There's a lot of reasons to assume people merely believe something close to what those they're born near, and who their born to, and what the centre ground of respectable opinion is.

You do make some good points though, the short term revenue maximising laffer curve is different to the long term revenue maximising laffer curve, asyou admit. Revenue maximising tax rates/structure = growth maximising tax rates/structure as time goes on.

Mark Wadsworth

Footballers are an irrelevance, being 0.000001% of GDP or tax revenues.

The best way of guesstimating the tax-revenue maximising rate is (and i pinched this idea off your blog or from a comment here) to work backwards from the price-elasticity of the supply of labour. If we assume 0.4 (for sake of argument), we do indeed get a tax-maximising income tax rate of 65% (it's lower if you assume a higher price-elasticity and vice versa).

Full explanation in Power Point here...

http://www.slideshare.net/MarkWadsworth/laffer-curve-gdp-and-the-rental-value-of-land-5952066

But that is to miss the point. If we accept 0.4 as a reasonable guess, the next question is "By how much is GDP depressed from what it would be if there were no taxes on output (VAT), labour (National Insurance) income and profits (income tax and corporation tax)?" The answer is "about a quarter".

So the next questions are...

a) what would happen to the rental value of land if we scrapped VAT, income tax etc (it would go up by the same amount that GDP rises, i.e. about £400 or £500 billion)

b) why don't we stop taxing output, labour, profits etc and start taxing land rental values instead? (that's not a rhetorical question BTW).

Neil

A footballer’s career may be short, but the lifetime of a league is long. When Ronaldo left for Spain, he was replaced by a player of slightly inferior quality and vastly inferior fame. This made the English Premier League, by a small but significant amount, a less marketable competition. Were Ronaldo to be followed by the likes of Drogba, Torres, Fabregas, etc., we would very quickly find that audiences (particularly in non-Anglophone countries) started switching to the Spanish league for their footballing entertainment.

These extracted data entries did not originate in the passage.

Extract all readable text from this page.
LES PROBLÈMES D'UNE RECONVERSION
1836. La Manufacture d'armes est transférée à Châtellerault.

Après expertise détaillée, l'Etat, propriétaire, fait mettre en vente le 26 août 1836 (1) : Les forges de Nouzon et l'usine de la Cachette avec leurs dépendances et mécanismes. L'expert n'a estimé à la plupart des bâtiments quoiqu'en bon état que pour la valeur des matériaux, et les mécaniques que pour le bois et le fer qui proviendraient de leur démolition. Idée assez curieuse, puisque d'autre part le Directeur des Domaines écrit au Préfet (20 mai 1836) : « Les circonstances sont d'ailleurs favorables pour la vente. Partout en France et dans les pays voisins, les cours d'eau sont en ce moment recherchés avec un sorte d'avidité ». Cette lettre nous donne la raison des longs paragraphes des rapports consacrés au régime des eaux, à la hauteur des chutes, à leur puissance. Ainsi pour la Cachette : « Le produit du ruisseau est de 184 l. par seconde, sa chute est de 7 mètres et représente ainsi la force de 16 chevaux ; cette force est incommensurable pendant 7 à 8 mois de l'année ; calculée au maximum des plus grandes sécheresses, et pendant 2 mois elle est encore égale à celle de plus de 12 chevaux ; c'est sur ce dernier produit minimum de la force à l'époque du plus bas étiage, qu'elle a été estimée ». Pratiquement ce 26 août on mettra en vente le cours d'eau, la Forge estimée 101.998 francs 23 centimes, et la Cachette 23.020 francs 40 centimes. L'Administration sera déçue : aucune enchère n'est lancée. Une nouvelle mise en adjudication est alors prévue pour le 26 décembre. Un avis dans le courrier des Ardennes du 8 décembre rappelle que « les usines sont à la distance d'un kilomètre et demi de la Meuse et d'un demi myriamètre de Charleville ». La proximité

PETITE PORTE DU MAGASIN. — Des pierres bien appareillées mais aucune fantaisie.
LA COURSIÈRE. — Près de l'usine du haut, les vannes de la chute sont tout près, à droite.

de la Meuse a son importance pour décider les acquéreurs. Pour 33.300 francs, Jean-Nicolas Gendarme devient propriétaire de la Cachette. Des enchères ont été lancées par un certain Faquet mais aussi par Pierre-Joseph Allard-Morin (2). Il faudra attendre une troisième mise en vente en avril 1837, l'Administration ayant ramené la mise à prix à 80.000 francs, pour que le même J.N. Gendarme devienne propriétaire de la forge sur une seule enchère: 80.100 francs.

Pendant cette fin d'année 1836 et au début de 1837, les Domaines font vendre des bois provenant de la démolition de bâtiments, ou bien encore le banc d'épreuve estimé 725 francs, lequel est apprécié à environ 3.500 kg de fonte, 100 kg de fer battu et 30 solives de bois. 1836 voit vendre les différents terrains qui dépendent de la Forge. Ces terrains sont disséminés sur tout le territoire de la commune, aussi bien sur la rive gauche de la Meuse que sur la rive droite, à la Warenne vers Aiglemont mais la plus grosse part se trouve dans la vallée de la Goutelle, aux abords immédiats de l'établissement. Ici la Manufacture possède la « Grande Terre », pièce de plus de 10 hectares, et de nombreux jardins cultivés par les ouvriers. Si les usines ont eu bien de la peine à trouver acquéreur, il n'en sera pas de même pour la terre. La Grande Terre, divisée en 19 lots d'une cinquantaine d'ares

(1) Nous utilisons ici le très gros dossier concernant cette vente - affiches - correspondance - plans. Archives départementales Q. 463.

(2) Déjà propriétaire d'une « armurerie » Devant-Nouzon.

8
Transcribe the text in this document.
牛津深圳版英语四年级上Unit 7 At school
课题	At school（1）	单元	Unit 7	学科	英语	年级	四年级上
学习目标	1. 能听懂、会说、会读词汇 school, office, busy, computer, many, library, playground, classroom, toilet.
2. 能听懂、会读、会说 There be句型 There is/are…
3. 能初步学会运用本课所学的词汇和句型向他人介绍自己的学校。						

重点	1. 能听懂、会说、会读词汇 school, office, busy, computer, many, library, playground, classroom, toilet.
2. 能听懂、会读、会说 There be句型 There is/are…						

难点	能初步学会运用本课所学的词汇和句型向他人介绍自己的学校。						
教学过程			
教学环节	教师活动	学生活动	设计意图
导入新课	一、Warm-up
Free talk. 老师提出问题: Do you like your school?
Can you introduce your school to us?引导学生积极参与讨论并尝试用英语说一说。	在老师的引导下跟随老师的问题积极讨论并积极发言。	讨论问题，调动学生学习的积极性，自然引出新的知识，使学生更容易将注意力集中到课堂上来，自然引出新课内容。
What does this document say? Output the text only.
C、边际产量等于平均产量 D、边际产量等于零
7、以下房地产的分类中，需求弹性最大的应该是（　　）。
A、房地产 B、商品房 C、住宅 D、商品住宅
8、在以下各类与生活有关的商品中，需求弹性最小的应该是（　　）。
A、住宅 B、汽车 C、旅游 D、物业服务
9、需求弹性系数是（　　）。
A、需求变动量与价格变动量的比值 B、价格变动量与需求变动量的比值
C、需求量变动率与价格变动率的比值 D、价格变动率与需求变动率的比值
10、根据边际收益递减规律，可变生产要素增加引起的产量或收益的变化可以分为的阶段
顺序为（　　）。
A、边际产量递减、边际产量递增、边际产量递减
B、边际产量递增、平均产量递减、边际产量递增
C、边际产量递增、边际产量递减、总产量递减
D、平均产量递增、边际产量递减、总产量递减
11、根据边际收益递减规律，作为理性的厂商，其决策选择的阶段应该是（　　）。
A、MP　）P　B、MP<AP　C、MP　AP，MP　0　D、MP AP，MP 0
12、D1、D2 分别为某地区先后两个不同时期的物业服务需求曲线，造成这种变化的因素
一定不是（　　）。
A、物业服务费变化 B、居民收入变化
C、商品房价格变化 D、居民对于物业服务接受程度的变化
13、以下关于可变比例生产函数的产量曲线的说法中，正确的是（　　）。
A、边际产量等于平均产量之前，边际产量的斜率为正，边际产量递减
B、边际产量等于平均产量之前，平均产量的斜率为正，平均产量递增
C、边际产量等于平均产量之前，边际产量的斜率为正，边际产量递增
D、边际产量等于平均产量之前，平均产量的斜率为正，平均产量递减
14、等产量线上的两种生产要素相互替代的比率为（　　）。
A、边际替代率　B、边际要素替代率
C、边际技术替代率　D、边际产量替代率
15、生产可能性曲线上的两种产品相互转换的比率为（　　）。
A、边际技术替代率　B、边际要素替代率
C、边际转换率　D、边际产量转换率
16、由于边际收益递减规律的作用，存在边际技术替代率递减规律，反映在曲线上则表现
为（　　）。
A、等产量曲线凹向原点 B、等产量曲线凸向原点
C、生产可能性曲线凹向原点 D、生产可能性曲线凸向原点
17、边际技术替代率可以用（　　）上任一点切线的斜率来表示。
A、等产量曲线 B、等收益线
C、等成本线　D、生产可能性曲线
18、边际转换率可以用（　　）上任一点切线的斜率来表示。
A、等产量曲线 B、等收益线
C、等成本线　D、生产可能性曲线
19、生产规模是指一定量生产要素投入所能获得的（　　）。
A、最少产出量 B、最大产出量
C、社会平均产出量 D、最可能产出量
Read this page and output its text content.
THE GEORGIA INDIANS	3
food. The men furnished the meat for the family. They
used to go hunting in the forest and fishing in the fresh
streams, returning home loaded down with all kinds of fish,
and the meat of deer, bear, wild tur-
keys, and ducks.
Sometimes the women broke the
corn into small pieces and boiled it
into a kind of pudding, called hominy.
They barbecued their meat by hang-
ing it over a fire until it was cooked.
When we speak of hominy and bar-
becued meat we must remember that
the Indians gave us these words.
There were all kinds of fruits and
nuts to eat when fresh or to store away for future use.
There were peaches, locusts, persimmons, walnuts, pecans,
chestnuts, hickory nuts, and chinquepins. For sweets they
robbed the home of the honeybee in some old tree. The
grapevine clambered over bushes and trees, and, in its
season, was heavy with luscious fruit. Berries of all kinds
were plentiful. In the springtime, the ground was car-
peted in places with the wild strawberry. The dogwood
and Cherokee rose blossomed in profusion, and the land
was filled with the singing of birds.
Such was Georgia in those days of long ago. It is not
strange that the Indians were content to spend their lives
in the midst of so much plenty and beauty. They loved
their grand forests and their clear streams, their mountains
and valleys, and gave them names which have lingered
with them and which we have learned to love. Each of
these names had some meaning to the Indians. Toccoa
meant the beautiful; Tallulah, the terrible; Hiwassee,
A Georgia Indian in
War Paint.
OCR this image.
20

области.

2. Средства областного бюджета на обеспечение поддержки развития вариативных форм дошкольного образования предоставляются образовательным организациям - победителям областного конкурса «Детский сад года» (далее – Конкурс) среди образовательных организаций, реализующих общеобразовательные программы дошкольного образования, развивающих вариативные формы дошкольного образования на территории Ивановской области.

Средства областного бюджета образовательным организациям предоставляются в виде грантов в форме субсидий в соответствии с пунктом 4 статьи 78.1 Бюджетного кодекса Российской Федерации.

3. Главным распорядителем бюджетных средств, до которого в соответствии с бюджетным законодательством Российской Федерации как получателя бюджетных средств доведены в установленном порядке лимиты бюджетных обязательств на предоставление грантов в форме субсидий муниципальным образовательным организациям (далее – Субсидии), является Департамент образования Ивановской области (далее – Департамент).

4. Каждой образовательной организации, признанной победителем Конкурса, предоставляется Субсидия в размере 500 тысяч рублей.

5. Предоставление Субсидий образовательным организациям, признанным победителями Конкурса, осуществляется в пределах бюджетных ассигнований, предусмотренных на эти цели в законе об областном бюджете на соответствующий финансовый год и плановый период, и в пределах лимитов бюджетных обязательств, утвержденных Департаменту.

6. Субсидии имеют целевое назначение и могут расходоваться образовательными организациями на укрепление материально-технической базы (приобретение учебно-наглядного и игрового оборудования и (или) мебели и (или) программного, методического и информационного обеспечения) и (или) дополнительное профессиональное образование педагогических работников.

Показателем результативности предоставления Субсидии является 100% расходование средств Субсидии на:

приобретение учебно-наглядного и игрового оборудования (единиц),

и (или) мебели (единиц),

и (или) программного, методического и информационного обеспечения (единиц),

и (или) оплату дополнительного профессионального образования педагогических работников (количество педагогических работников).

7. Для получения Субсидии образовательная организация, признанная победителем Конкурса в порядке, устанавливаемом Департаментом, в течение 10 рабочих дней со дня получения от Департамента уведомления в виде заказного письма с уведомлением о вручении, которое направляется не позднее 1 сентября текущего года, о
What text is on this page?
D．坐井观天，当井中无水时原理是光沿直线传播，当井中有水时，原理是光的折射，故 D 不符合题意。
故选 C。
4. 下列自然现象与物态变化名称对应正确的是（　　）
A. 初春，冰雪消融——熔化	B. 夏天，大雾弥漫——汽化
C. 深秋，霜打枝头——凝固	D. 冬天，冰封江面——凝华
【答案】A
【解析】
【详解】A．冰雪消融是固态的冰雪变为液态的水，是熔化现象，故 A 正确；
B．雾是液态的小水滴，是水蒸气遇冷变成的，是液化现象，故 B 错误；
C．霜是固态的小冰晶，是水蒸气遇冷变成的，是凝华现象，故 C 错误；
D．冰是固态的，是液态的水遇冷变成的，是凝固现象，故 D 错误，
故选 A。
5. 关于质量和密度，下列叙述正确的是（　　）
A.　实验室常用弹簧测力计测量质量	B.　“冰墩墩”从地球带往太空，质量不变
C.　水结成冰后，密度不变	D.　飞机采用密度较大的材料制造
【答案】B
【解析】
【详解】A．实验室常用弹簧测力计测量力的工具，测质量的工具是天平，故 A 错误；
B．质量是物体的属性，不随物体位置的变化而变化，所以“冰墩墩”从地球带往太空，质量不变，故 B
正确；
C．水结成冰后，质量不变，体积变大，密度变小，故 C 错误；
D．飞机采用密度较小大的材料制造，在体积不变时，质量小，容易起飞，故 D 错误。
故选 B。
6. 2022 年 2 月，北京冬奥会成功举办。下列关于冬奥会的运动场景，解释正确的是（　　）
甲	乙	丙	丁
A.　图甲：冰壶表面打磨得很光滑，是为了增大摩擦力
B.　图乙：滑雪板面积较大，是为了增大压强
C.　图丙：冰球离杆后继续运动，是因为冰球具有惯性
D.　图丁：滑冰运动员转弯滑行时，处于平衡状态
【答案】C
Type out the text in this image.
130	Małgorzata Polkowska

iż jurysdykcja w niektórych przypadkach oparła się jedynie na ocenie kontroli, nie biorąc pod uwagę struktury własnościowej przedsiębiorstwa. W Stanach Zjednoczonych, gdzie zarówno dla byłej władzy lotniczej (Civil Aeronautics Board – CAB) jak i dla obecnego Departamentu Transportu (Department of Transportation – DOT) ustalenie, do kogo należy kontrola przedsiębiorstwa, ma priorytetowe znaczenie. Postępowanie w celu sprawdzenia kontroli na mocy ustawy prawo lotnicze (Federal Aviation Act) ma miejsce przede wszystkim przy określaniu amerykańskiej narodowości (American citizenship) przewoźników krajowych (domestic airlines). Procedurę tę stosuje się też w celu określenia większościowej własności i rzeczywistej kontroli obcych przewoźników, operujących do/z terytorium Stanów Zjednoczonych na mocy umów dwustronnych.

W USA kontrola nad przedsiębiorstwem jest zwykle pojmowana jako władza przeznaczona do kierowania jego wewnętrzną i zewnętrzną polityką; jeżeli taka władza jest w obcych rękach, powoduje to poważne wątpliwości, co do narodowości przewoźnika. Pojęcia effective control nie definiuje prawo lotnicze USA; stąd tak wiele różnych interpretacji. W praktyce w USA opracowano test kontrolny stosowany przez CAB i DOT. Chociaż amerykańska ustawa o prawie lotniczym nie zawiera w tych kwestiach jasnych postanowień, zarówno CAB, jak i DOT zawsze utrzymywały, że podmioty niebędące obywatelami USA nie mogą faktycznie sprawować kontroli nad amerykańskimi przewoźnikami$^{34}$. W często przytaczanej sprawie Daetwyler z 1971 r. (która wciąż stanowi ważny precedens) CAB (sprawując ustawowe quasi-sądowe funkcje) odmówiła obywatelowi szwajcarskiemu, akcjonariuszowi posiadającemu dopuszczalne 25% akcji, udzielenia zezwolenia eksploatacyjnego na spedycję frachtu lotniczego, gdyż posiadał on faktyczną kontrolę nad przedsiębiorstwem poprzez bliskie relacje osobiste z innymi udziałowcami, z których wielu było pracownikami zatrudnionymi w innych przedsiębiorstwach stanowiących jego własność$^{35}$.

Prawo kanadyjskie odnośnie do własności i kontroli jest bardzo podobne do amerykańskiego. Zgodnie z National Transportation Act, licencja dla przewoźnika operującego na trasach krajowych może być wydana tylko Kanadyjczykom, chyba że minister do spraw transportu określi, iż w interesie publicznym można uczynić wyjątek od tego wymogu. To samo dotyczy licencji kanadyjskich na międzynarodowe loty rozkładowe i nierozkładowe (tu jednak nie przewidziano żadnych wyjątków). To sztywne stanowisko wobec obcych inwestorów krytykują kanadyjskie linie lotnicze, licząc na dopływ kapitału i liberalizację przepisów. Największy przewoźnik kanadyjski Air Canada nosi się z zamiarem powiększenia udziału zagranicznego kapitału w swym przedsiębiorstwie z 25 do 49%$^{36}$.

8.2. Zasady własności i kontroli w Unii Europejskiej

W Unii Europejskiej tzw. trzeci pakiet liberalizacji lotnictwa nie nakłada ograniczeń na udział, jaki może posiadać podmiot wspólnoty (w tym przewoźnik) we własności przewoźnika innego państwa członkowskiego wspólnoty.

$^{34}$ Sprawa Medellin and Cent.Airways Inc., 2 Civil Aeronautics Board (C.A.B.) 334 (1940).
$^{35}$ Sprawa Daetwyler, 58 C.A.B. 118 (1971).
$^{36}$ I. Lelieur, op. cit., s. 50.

The long run loss to Britain would therefore be considerably more than just the taxes on the individual incomes of the players; the revenues of the entire domestic industry would decline, the likes of Abramovich and Sheikh Mansour would disinvest and move their capital back overseas, player wages would fall across the board prompting still more stars to leave, and we’d get locked into a vicious cycle of decline.

Football is of course a special case where the usual rules of economics don’t entirely apply. Footballers chase prestige at least as much as they chase money, and the best want to play against the best. So as long as England retains a large enough percentage of the world’s best players, our tax system is unlikely to deter others from moving here. But in less publicity-seeking industries, glamour is less of a consideration than money, so one would expect tax rates to have a more significant effect.

Mark

Neil, I'd be happy to see the decline in the premier league stars and their foreign billionaire owners.

Footballers' agents response to the 50% tax is to negotiate players' salaries net of tax, placing the risk of tax increase on the clubs and not the players.

Jim

Rooney will go anyway - the new contract is merely to allow Man U to get maximum value for him when he's sold. Just like they did with Ronaldo.

The 50% tax rate is already affecting the Premiership - it is no longer a buyer of the worlds best, it is now a seller. In some ways I'm quite happy with that, as it makes for a more even (and therefore exciting) league.

But we're not discussing ways to improve football, but whether higher taxes on high earners will raise more revenue.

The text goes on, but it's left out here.